After a little time, when he was able to get a better grip on himself
and realize fully his terrible plight, he began to think how, after all,
the scout, with all his resource and fine courage, his tracking and his
trailing and his good turns, is pretty helpless in a real dilemma. Here
was an adventure, and rather too much of a one, and neither he nor any
other scout could extricate him from his predicament. In books they
could have done it with much brave talk, but in real life they could do
nothing. He was tired and frightened and helpless; the shock of the
pressure of those brutal fingers about his neck still distressed him,
and his head ached from it all.
What wonder if in face of this tragical reality, the scouts with all
their much advertised resource and prowess should lose prestige a little
in his thoughts?

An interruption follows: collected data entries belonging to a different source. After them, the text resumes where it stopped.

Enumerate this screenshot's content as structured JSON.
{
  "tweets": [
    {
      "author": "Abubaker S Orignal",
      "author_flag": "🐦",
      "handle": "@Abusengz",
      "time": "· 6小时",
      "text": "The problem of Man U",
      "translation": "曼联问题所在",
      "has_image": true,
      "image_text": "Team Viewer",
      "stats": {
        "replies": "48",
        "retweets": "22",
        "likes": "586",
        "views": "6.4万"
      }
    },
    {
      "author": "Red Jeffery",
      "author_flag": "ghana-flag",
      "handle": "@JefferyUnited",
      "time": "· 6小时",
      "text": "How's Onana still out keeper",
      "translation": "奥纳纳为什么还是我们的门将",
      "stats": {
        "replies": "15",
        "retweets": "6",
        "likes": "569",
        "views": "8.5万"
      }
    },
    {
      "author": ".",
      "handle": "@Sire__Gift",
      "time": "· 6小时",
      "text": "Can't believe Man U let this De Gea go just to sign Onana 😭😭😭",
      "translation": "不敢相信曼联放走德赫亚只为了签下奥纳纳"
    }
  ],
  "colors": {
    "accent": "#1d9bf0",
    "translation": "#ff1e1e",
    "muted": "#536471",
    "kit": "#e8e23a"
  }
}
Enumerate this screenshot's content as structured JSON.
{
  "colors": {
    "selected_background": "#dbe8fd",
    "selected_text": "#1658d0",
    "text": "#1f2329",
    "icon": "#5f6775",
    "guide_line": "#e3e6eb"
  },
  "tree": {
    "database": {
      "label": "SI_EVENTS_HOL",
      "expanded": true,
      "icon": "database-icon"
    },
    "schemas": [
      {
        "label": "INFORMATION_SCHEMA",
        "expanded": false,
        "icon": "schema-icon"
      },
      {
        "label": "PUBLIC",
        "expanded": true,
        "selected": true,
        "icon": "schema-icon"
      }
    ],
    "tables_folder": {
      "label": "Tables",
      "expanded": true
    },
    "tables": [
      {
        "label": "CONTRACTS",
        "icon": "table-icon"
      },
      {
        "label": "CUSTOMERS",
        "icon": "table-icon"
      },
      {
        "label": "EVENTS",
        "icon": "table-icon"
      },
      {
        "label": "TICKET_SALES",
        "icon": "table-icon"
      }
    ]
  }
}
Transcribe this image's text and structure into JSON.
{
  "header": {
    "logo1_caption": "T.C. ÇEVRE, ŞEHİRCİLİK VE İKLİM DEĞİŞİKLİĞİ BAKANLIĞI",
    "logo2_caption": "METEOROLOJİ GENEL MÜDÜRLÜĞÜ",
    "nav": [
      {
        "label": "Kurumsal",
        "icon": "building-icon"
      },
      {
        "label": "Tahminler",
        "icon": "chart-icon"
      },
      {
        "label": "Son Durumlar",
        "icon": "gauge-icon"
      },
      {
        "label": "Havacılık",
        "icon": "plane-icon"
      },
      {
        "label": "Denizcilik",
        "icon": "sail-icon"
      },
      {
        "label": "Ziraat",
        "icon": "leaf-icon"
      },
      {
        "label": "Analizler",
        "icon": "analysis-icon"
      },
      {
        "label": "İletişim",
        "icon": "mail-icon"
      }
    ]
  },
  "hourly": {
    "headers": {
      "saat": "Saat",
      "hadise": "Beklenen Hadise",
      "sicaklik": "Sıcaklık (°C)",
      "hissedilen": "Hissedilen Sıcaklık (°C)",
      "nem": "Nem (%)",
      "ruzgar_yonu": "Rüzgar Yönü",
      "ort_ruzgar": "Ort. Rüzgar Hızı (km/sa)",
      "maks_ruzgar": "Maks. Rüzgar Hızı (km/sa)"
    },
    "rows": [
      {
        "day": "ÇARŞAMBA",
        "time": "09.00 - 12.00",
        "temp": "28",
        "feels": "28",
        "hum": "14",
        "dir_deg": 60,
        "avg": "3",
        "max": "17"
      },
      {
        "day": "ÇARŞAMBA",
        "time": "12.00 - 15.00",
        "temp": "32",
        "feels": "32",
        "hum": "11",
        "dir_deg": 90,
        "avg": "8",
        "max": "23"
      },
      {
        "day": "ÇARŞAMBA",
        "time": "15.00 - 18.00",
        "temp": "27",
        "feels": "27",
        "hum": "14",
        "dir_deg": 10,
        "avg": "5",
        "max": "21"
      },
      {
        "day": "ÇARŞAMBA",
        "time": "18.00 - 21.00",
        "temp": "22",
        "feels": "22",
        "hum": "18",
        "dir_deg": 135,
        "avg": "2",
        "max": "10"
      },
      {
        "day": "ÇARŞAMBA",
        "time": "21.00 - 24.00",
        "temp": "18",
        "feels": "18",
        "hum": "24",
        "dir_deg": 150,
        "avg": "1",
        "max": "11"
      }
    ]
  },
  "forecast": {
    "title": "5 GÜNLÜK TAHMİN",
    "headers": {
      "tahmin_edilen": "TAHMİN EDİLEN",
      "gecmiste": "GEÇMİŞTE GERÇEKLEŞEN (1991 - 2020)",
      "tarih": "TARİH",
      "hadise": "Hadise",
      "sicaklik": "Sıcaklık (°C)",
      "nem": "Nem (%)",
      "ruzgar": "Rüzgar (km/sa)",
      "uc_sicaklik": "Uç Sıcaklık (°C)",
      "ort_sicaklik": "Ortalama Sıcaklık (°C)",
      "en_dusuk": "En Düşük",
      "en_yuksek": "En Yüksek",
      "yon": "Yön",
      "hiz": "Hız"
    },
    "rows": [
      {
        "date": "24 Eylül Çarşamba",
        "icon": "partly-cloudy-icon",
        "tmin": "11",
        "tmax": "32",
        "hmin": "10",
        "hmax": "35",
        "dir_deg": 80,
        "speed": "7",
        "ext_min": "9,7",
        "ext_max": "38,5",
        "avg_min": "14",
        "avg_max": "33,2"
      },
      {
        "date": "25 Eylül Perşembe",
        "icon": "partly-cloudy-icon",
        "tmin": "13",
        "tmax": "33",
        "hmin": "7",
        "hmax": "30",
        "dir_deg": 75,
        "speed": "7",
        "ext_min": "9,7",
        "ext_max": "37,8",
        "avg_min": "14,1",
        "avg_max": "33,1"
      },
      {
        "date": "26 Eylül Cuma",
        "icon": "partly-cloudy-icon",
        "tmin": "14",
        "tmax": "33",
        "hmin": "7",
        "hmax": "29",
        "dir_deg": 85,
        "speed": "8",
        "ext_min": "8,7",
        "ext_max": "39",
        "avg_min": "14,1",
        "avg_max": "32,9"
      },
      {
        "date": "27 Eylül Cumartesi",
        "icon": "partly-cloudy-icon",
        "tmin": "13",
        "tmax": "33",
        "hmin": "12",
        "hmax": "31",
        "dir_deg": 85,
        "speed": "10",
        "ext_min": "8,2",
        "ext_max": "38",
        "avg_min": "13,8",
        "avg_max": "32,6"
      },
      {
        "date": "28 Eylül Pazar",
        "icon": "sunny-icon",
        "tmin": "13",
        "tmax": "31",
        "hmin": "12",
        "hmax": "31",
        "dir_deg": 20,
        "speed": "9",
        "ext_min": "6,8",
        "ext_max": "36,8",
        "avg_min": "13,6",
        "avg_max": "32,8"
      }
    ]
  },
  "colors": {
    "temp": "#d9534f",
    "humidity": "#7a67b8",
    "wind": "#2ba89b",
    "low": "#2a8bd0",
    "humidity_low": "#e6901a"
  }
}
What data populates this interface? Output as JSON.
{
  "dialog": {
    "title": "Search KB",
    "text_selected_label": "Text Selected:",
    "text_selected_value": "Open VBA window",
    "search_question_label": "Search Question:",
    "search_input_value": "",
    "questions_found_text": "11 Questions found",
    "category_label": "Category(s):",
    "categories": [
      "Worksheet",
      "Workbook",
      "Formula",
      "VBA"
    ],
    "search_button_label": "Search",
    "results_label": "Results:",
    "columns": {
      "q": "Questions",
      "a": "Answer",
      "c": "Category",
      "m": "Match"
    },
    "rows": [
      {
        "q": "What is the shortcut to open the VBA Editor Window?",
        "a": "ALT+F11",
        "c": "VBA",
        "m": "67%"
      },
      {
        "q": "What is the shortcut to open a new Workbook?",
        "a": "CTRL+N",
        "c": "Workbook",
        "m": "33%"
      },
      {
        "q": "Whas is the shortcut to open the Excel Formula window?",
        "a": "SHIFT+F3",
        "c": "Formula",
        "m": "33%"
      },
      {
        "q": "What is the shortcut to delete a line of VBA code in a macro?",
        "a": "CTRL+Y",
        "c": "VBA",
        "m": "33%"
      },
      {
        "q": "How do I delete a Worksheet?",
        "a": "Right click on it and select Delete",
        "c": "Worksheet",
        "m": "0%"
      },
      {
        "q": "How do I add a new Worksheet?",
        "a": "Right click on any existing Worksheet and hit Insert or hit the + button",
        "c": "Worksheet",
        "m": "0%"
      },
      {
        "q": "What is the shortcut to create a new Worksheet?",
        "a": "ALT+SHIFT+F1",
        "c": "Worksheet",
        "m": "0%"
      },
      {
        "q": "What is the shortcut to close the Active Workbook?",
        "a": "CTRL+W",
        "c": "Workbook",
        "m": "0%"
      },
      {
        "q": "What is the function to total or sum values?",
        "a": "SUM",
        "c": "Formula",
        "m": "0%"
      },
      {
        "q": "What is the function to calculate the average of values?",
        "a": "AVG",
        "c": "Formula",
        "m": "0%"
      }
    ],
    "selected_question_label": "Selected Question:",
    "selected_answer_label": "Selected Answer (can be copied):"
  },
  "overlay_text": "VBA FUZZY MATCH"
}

Yet it might have been worth while for him to pause and
reflect that though the scout arm is neither brutal nor menacing, it
still has an exceedingly long reach and that it can pin you just as
surely as the cruel fingers which had fixed themselves on his own
throat.
But he was too terrified and exhausted to think very clearly about
anything.


CHAPTER XI
TRACKS AND TRAILING

When the engineer blew the whistle which the convict had heard with such
satisfaction and Pee-wee with such dread, it was by way of warning two
dark figures which were about to cross the tracks.